Chris Quinn, silly person

City Council Speaker Christine Quinn over the weekend demonstrated that one need not actually be a silly mayor in order to act like one.

Quinn joined hands with Mayors Thomas Menino of Boston, Rahm Emanuel of Chicago and Edwin Lee of San Francisco — each having promised to cast the Chick-fil-A fast-food chain into the darkness.

Or, at least, outside city limits.

This, after company Chairman Dan Cathy was quoted as saying that he supports “the biblical definition of the family unit” — which, he said, implies opposition to same-sex marriage.

Now, there’s no hint that Chick-fil-A has broken any discrimination laws. The views expressed are Cathy’s alone.

But the mayors all declared that the company’s values conflicted with those of their respective cities and that therefore it was not welcome to do business there.

Quinn concurs, and Saturday called upon NYU, the landlord of Chick-fil-A’s only franchise in New York City, to evict it.

That’s not something NYU can take lightly. It has serious business before the council — its massive expansion plan — and the “request” could reasonably be seen as extortionate.

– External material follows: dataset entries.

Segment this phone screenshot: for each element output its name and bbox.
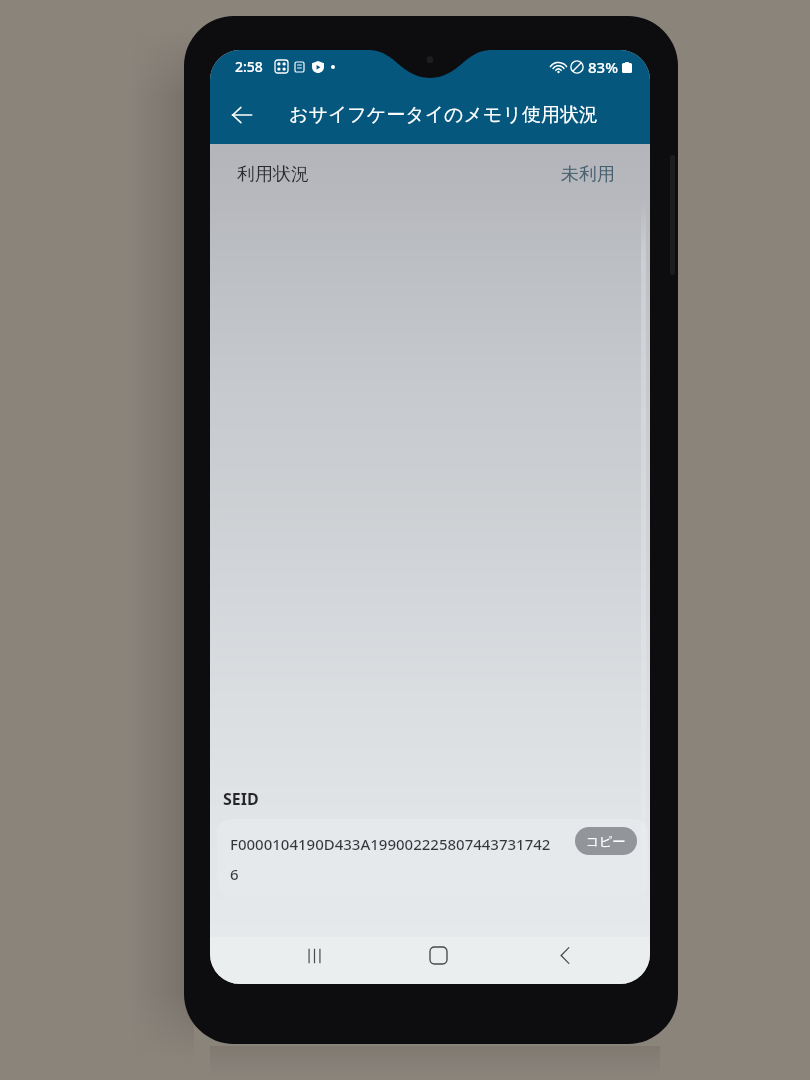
staticText: おサイフケータイのメモリ使用状況: [289, 103, 598, 127]
button[interactable]: Home: [412, 932, 464, 979]
staticText: 83%: [588, 57, 618, 77]
button[interactable]: 利用状況: [210, 144, 650, 204]
staticText: 2:58: [235, 57, 263, 76]
button[interactable]: Recents: [288, 932, 340, 979]
staticText: SEID: [223, 788, 259, 810]
staticText: コピー: [586, 833, 626, 849]
button[interactable]: Back: [539, 932, 591, 979]
staticText: F0000104190D433A199002225807443731742: [230, 834, 551, 854]
button[interactable]: コピー: [575, 827, 637, 855]
button[interactable]: Back: [220, 93, 264, 137]
staticText: 利用状況: [237, 163, 309, 186]
staticText: 未利用: [561, 163, 615, 186]
staticText: 6: [230, 864, 239, 884]
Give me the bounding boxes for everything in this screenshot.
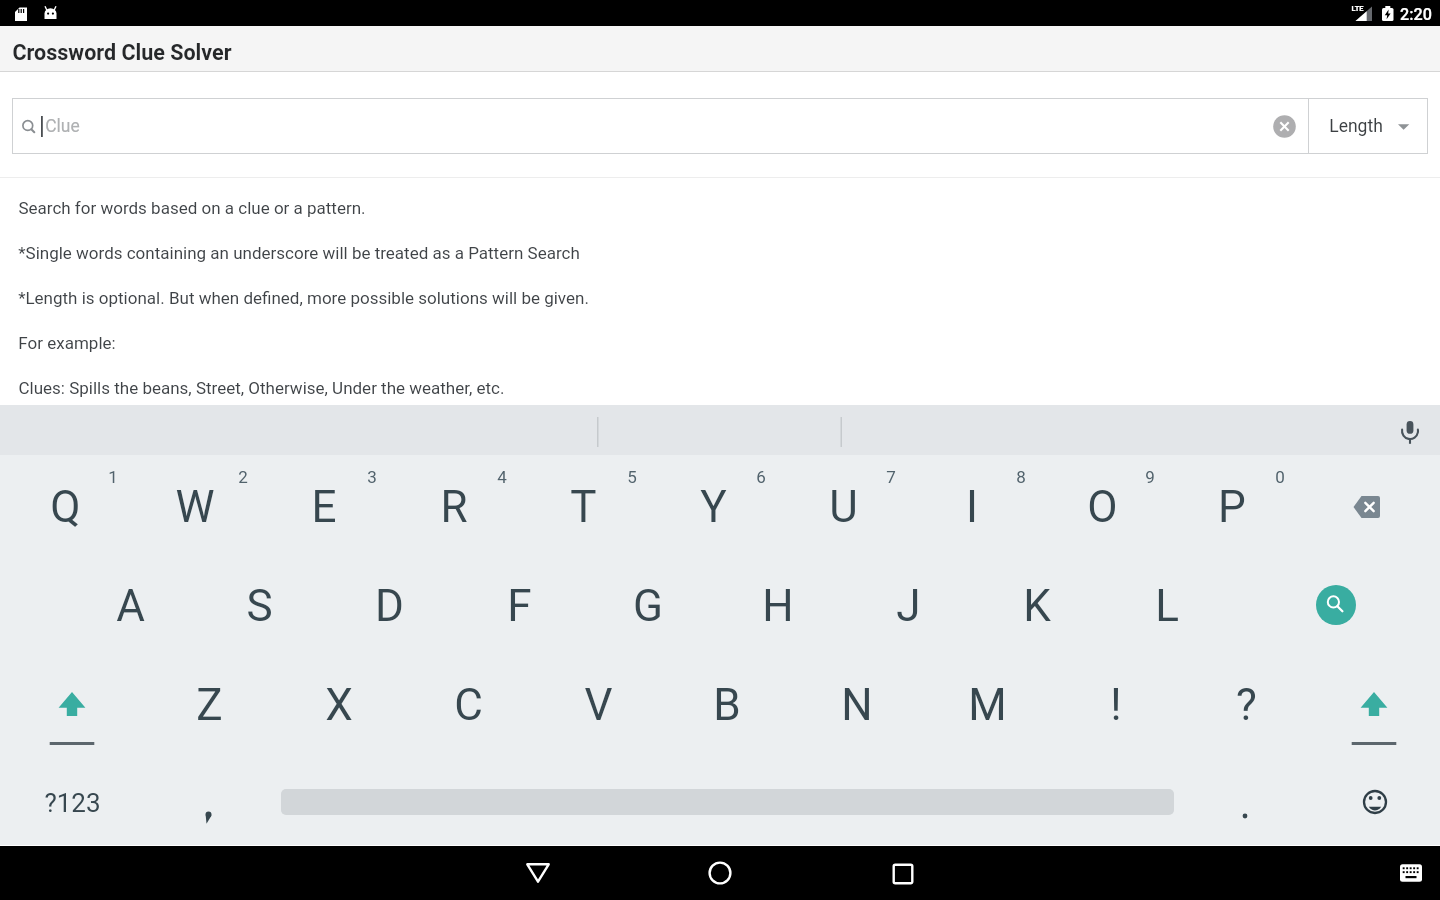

The speaker, anyway, is entitled to speak on whatever pops into her head.

Then again, so is Cathy.

It’s called the First Amendment, and one would think that someone who aspires to New York’s mayoralty would get that.

Certainly the incumbent does.

“You can’t have a test for what the owner’s personal views are before you decide to give a permit to do something in the city,” Mayor Bloomberg said Friday, during his weekly radio appearance.

“You really don’t want to ask [about] political beliefs or religious beliefs. That’s not government’s job.”

So, for the time being, it would seem that Chick-fil-A is good to go in the five boroughs (so long as it lays off the trans-fats, doesn’t over-salt the waffle fries and serves its sodas in 15 oz. cups, of course).

But what to make of Quinn?

Once upon a time, she seemed to be the only non-runt in the wannabe-mayor litter. But Quinn has truly been on a pander tear of late — aimed principally at ingratiating herself with unions but defining her credibility way down in the process.

The fact that she needs remedial instruction on something so basic as the First Amendment at this stage of the game suggests that there was little more than vapor there in the first place.